Friday, September 3, 2010

The Influence Of The English Bible

from The Christian Reader:

The Influence of the English Bible


by Eric Rauch



One of the easy things to forget in our modern, information-saturated era of history is just how unique it is to have instant access to a Bible in our own language. Forget for a minute that we don’t just have one Bible available, but literally hundreds of Bibles available in the English language alone. There is a study Bible for nearly every demographic imaginable, including some that aren’t (imaginable that is). We have teen Bibles and senior Bibles, we have white-collar Bibles and blue-collar Bibles, we have boy Bibles and girl Bibles, and we even have a Bible that has no gender. Even though we have far more Bibles lying around than any other time in history—to the point that every American home has at least three copies—it is also paradoxically true that we are the most ignorant of what the Bible actually says. Further, very few modern readers have much of an idea about the history of how we came to have a Bible in English in the first place.

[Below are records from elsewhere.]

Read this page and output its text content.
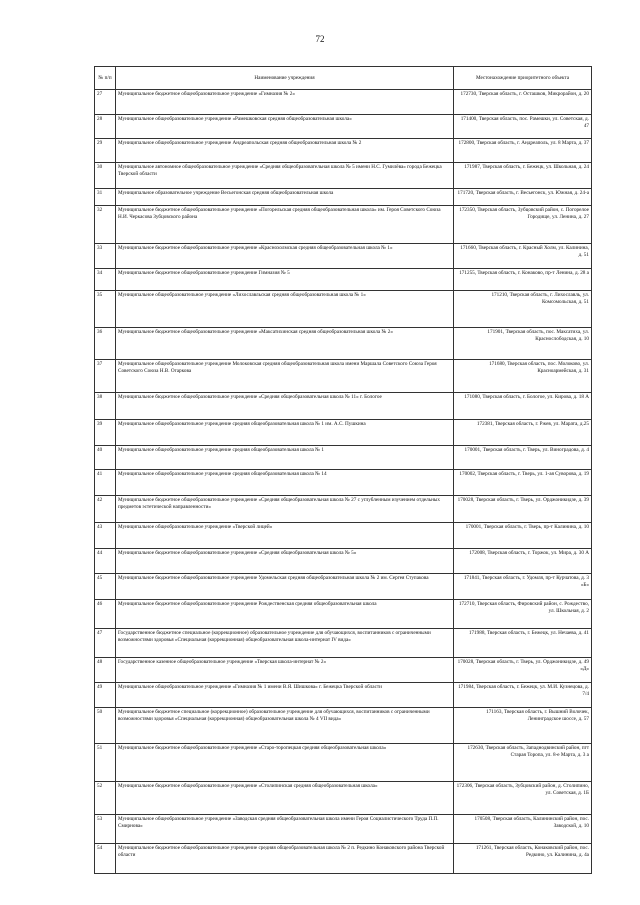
72
№ п/п	Наименование учреждения	Местонахождение приоритетного объекта
27	Муниципальное бюджетное общеобразовательное учреждение «Гимназия № 2»	172730, Тверская область, г. Осташков, Микрорайон, д. 20
28	Муниципальное общеобразовательное учреждение «Рамешковская средняя общеобразовательная школа»	171400, Тверская область, пос. Рамешки, ул. Советская, д. 47
29	Муниципальное общеобразовательное учреждение Андреапольская средняя общеобразовательная школа № 2	172800, Тверская область, г. Андреаполь, ул. 8 Марта, д. 37
30	Муниципальное автономное общеобразовательное учреждение «Средняя общеобразовательная школа № 5 имени Н.С. Гумилёва» города Бежецка Тверской области	171987, Тверская область, г. Бежецк, ул. Школьная, д. 24
31	Муниципальное образовательное учреждение Весьегонская средняя общеобразовательная школа	171720, Тверская область, г. Весьегонск, ул. Южная, д. 24-а
32	Муниципальное бюджетное общеобразовательное учреждение «Погорельская средняя общеобразовательная школа» им. Героя Советского Союза Н.И. Черкасова Зубцовского района	172350, Тверская область, Зубцовский район, с. Погорелое Городище, ул. Ленина, д. 27
33	Муниципальное бюджетное общеобразовательное учреждение «Краснохолмская средняя общеобразовательная школа № 1»	171660, Тверская область, г. Красный Холм, ул. Калинина, д. 51
34	Муниципальное бюджетное общеобразовательное учреждение Гимназия № 5	171255, Тверская область, г. Конаково, пр-т Ленина, д. 28 а
35	Муниципальное общеобразовательное учреждение «Лихославльская средняя общеобразовательная школа № 1»	171210, Тверская область, г. Лихославль, ул. Комсомольская, д. 51
36	Муниципальное бюджетное общеобразовательное учреждение «Максатихинская средняя общеобразовательная школа № 2»	171901, Тверская область, пос. Максатиха, ул. Краснослободская, д. 10
37	Муниципальное общеобразовательное учреждение Молоковская средняя общеобразовательная школа имени Маршала Советского Союза Героя Советского Союза Н.В. Огаркова	171680, Тверская область, пос. Молоково, ул. Красноармейская, д. 31
38	Муниципальное бюджетное общеобразовательное учреждение «Средняя общеобразовательная школа № 11» г. Бологое	171080, Тверская область, г. Бологое, ул. Кирова, д. 18 А
39	Муниципальное общеобразовательное учреждение средняя общеобразовательная школа № 1 им. А.С. Пушкина	172381, Тверская область, г. Ржев, ул. Марата, д.25
40	Муниципальное общеобразовательное учреждение средняя общеобразовательная школа № 1	170001, Тверская область, г. Тверь, ул. Виноградова, д. 4
41	Муниципальное общеобразовательное учреждение средняя общеобразовательная школа № 14	170002, Тверская область, г. Тверь, ул. 1-ая Суворова, д. 19
42	Муниципальное бюджетное общеобразовательное учреждение «Средняя общеобразовательная школа № 27 с углубленным изучением отдельных предметов эстетической направленности»	170028, Тверская область, г. Тверь, ул. Орджоникидзе, д. 39
43	Муниципальное общеобразовательное учреждение «Тверской лицей»	170001, Тверская область, г. Тверь, пр-т Калинина, д. 10
44	Муниципальное бюджетное общеобразовательное учреждение «Средняя общеобразовательная школа № 5»	172008, Тверская область, г. Торжок, ул. Мира, д. 30 А
45	Муниципальное бюджетное общеобразовательное учреждение Удомельская средняя общеобразовательная школа № 2 им. Сергея Ступакова	171841, Тверская область, г. Удомля, пр-т Курчатова, д. 3 «Б»
46	Муниципальное бюджетное общеобразовательное учреждение Рождественская средняя общеобразовательная школа	172710, Тверская область, Фировский район, с. Рождество, ул. Школьная, д. 2
47	Государственное бюджетное специальное (коррекционное) образовательное учреждение для обучающихся, воспитанников с ограниченными возможностями здоровья «Специальная (коррекционная) общеобразовательная школа-интернат IV вида»	171988, Тверская область, г. Бежецк, ул. Нечаева, д. 41
48	Государственное казенное общеобразовательное учреждение «Тверская школа-интернат № 2»	170028, Тверская область, г. Тверь, ул. Орджоникидзе, д. 49 «Д»
49	Муниципальное общеобразовательное учреждение «Гимназия № 1 имени В.Я. Шишкова» г. Бежецка Тверской области	171984, Тверская область, г. Бежецк, ул. М.И. Кузнецова, д. 7/4
50	Муниципальное бюджетное специальное (коррекционное) образовательное учреждение для обучающихся, воспитанников с ограниченными возможностями здоровья «Специальная (коррекционная) общеобразовательная школа № 4 VII вида»	171163, Тверская область, г. Вышний Волочек, Ленинградское шоссе, д. 57
51	Муниципальное бюджетное общеобразовательное учреждение «Старо-торопецкая средняя общеобразовательная школа»	172630, Тверская область, Западнодвинский район, пгт Старая Торопа, ул. 8-е Марта, д. 3 а
52	Муниципальное бюджетное общеобразовательное учреждение «Столипинская средняя общеобразовательная школа»	172306, Тверская область, Зубцовский район, д. Столипино, ул. Советская, д. 1Б
53	Муниципальное общеобразовательное учреждение «Заводская средняя общеобразовательная школа имени Героя Социалистического Труда П.П. Смирнова»	170508, Тверская область, Калининский район, пос. Заводской, д. 10
54	Муниципальное бюджетное общеобразовательное учреждение средняя общеобразовательная школа № 2 п. Редкино Конаковского района Тверской области	171261, Тверская область, Конаковский район, пос. Редкино, ул. Калинина, д. 4а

Get "A Visual History of the English Bible" from the bookstore

It is these two difficulties—little knowledge of the Bible’s content and history—that makes Donald Brake’s new book, A Visual History of the English Bible, such a necessary reference work for every Christian home. Filled with illustrations, graphs, charts, photographs, and fascinating information, A Visual History is difficult to put down. Added to the fact that the book is a beautiful presentation of the information, the publisher is offering the book at a steal of a price. A hardcover, full-color, glossy-page, smyth-sewn book for under $20 is nearly unheard of, but Baker Books has made this possible, so don’t waste time asking why.

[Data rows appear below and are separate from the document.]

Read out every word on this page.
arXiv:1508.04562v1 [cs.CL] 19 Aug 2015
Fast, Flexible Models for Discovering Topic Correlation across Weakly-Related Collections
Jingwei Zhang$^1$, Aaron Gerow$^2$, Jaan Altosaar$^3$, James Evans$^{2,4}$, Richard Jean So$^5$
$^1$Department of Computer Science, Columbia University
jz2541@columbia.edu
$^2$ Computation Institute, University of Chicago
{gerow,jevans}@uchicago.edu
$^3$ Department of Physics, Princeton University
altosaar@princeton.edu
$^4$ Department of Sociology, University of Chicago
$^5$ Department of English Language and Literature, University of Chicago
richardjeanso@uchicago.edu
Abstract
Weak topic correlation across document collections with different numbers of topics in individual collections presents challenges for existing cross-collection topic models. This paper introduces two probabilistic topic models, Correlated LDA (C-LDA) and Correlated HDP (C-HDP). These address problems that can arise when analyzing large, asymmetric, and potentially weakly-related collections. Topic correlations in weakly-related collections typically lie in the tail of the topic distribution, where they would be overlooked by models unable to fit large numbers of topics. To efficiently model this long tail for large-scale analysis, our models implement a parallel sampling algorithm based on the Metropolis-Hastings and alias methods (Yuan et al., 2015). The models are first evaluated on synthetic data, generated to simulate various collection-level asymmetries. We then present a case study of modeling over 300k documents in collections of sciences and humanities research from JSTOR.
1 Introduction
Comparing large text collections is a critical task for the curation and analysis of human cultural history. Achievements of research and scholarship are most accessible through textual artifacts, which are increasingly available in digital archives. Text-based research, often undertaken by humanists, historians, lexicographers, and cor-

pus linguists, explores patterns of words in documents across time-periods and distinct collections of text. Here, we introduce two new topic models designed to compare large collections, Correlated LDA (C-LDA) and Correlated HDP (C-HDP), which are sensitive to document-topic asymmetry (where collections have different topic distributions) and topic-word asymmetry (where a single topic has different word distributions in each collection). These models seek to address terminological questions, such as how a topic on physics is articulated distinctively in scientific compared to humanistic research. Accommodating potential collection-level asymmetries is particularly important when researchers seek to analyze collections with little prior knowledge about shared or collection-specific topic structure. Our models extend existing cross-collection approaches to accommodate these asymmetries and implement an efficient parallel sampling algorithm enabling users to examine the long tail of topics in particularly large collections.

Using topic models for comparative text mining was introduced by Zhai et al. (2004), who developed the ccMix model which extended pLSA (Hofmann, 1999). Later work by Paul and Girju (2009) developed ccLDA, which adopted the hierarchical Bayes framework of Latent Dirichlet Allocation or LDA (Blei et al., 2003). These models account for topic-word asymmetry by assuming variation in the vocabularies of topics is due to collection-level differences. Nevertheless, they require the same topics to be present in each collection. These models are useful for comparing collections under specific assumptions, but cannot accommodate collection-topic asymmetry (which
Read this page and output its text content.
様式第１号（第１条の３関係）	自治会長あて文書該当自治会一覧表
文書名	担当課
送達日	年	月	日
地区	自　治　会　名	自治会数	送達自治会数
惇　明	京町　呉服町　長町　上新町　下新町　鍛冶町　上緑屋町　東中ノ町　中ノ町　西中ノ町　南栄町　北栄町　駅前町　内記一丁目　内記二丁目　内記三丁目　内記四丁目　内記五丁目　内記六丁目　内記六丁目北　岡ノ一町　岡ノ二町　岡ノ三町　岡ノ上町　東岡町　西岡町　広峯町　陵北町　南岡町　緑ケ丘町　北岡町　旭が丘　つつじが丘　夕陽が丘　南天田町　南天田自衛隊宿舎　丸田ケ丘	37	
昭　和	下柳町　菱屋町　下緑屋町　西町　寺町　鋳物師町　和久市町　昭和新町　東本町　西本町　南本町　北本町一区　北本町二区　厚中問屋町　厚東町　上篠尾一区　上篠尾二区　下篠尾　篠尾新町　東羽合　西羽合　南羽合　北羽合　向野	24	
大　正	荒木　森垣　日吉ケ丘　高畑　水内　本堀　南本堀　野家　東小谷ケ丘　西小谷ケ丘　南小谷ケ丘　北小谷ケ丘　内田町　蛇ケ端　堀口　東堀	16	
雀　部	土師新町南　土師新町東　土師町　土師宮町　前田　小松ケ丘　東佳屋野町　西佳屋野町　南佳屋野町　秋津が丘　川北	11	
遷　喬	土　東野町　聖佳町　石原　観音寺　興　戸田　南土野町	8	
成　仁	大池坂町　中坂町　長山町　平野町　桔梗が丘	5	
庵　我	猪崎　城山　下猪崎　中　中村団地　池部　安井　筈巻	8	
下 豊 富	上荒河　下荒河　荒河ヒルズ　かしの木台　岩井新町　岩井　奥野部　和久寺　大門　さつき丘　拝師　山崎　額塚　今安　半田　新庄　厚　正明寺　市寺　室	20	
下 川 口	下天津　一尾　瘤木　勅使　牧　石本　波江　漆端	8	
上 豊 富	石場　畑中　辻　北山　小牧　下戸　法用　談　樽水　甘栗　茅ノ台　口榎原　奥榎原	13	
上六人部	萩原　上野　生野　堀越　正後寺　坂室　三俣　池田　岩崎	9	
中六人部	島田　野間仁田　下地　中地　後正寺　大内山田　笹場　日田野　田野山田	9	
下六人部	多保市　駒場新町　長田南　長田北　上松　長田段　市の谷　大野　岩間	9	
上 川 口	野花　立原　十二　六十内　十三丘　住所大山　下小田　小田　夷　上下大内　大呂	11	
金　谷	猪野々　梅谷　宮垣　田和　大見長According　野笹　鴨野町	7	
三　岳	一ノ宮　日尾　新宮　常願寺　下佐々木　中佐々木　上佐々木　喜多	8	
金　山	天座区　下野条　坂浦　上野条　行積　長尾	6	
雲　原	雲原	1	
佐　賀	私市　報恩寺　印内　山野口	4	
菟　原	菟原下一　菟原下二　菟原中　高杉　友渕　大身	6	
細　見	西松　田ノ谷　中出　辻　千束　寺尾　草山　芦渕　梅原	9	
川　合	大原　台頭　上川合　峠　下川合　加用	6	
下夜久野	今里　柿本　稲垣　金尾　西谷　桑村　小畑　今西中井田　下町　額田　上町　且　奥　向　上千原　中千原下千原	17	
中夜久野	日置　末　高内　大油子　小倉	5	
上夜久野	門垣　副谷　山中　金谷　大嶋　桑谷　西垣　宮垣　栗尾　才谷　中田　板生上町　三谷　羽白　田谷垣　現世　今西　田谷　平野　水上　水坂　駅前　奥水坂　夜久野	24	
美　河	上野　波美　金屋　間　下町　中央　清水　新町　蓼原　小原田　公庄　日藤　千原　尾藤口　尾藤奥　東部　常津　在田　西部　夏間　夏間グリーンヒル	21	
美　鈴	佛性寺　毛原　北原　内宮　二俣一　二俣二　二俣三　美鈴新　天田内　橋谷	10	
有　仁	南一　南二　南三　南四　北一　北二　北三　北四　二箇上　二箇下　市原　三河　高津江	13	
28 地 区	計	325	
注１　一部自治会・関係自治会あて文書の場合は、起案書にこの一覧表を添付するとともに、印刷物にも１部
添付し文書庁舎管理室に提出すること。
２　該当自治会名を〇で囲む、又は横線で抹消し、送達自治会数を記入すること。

Dr. Donald Brake is as much a Bible collector as he is a Bible scholar. Brake founded Multnomah Biblical Seminary in Portland, Oregon in 1993 and continues to serve on the Seminary’s administrative staff. His passion for the Word of God shows through clearly in his writing, but it his sense as a collector that differentiates A Visual History from other similar books. Brake pays attention to details that most scholars would miss about the physical books themselves. Understanding the printing industry is an important part of understanding the history and development of the English Bible. Knowing how manuscripts moved from hand-copied texts to machine-printed translations is fascinating and is as integral to the complete picture of how we got our English Bible as are the stories of the translators’ bravery and courage. Even though I found myself disagreeing with Brake’s theology at times, his history is relatively sound. A Christian who is unfamiliar with the sacrifice and danger that countless men and women have endured to give us a Bible in our own language, is a Christian that needs to be educated. A Visual History is the tool to make that education possible, and painless.

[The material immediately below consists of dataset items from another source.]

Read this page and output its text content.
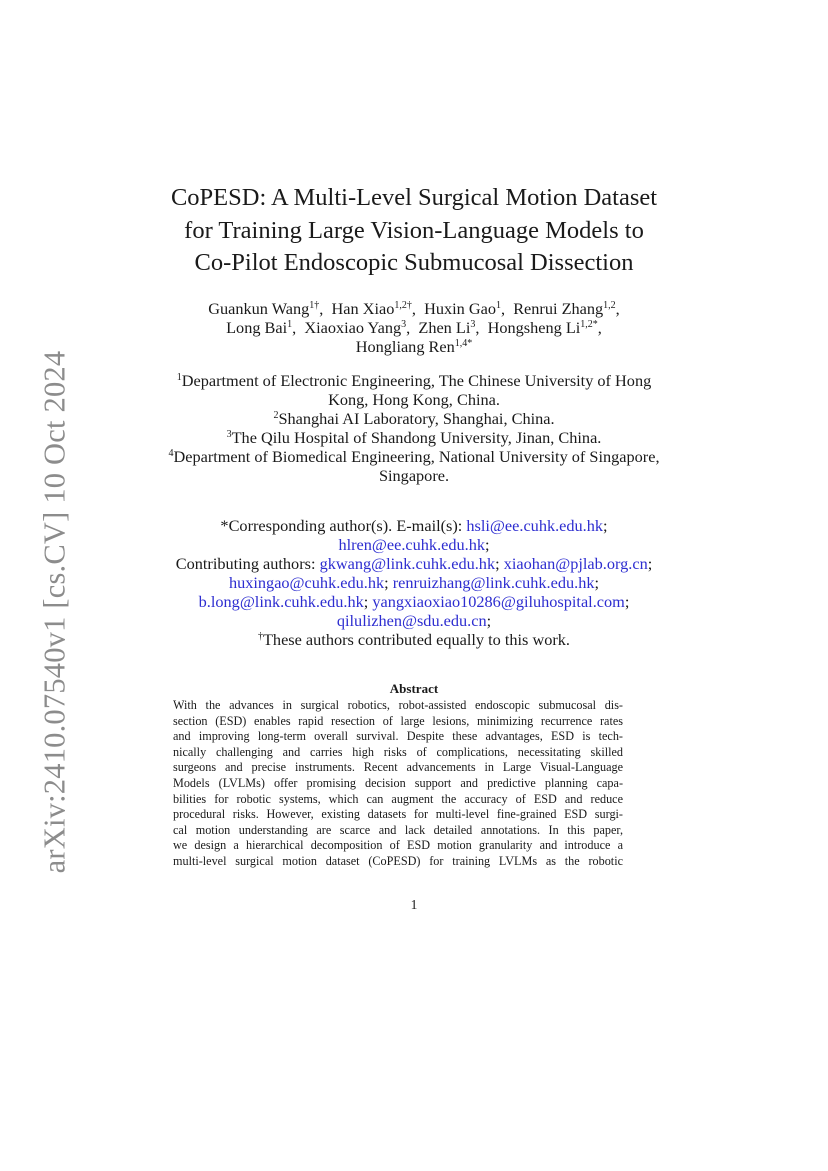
arXiv:2410.07540v1 [cs.CV] 10 Oct 2024
CoPESD: A Multi-Level Surgical Motion Dataset
for Training Large Vision-Language Models to
Co-Pilot Endoscopic Submucosal Dissection
Guankun Wang$^{1\dagger}$, Han Xiao$^{1,2\dagger}$, Huxin Gao$^1$, Renrui Zhang$^{1,2}$,
Long Bai$^1$, Xiaoxiao Yang$^3$, Zhen Li$^3$, Hongsheng $Li^{1,2*}$,
Hongliang Ren$^{1,4*}$
$^1$Department of Electronic Engineering, The Chinese University of Hong
Kong, Hong Kong, China.
$^2$Shanghai AI Laboratory, Shanghai, China.
$^3$The Qilu Hospital of Shandong University, Jinan, China.
$^4$Department of Biomedical Engineering, National University of Singapore,
Singapore.
*Corresponding author(s). E-mail(s): hsli@ee.cuhk.edu.hk;
hlren@ee.cuhk.edu.hk;
Contributing authors: gkwang@link.cuhk.edu.hk; xiaohan@pjlab.org.cn;
huxingao@cuhk.edu.hk; renruizhang@link.cuhk.edu.hk;
b.long@link.cuhk.edu.hk; yangxiaoxiao10286@giluhospital.com;
qilulizhen@sdu.edu.cn;
†These authors contributed equally to this work.
Abstract
With the advances in surgical robotics, robot-assisted endoscopic submucosal dis-
section (ESD) enables rapid resection of large lesions, minimizing recurrence rates
and improving long-term overall survival. Despite these advantages, ESD is tech-
nically challenging and carries high risks of complications, necessitating skilled
surgeons and precise instruments. Recent advancements in Large Visual-Language
Models (LVLMs) offer promising decision support and predictive planning capa-
bilities for robotic systems, which can augment the accuracy of ESD and reduce
procedural risks. However, existing datasets for multi-level fine-grained ESD surgi-
cal motion understanding are scarce and lack detailed annotations. In this paper,
we design a hierarchical decomposition of ESD motion granularity and introduce a
multi-level surgical motion dataset (CoPESD) for training LVLMs as the robotic
1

A necessary discussion of any English Bible translation is the “King James only” controversy. Dr. Brake does a good job in demystifying this subject and shedding much needed light on this often heated topic. Although he makes it quite clear that he has no love for its Calvinistic tradition, Brake rightly shows how the Geneva Bible—translated into English 50 years before the King James—was actually a great influence on the King James translation. The whole reason for commissioning the King James Bible was because the King disagreed with the marginal notes of the Geneva, he did not have a problem with the translation itself. Some scholars estimate that the KJV is nearly 90% identical to the Geneva translation. The fact of the matter is that both the Geneva and the KJV are both fairly accurate translations of the limited number of Greek and Hebrew manuscripts that were available to scholars 400 years ago. Fighting over which translation is the better one is more a matter of opinion than it is of fact.



American social order, culture, and government owes a huge debt of gratitude to the English Bible and the Christians who first brought it here. Up until 50 years ago, the Bible was a book that nearly everyone in this country was at least familiar with, and most had read it at least once. Today, Bible knowledge and familiarity is staggeringly low, and most people who reject the Bible outright have never bothered cracking open one of the three in their home. If Dr. Brake’s book does anything, I pray it renews a study of the influence and connectedness of the Bible and America. Perhaps if more people understood the deep impact that the Bible held—and still holds—over the underlying infrastructure of America, more people would consider reading the Book itself. The Reformation took place in Europe, and had the lasting effects that it did, because common men and women were able to read the Bible in their own language and in their own homes. We take this divine blessing for granted in this country to our own detriment. America’s reformation is as close—or as far—as the Bibles that sit unread on the bookshelves of our homes. “As author Marion Simms states, ‘No nation in all of history was ever founded by people so dominated by the Bible as America’” (p. 249). May this be true of us once again.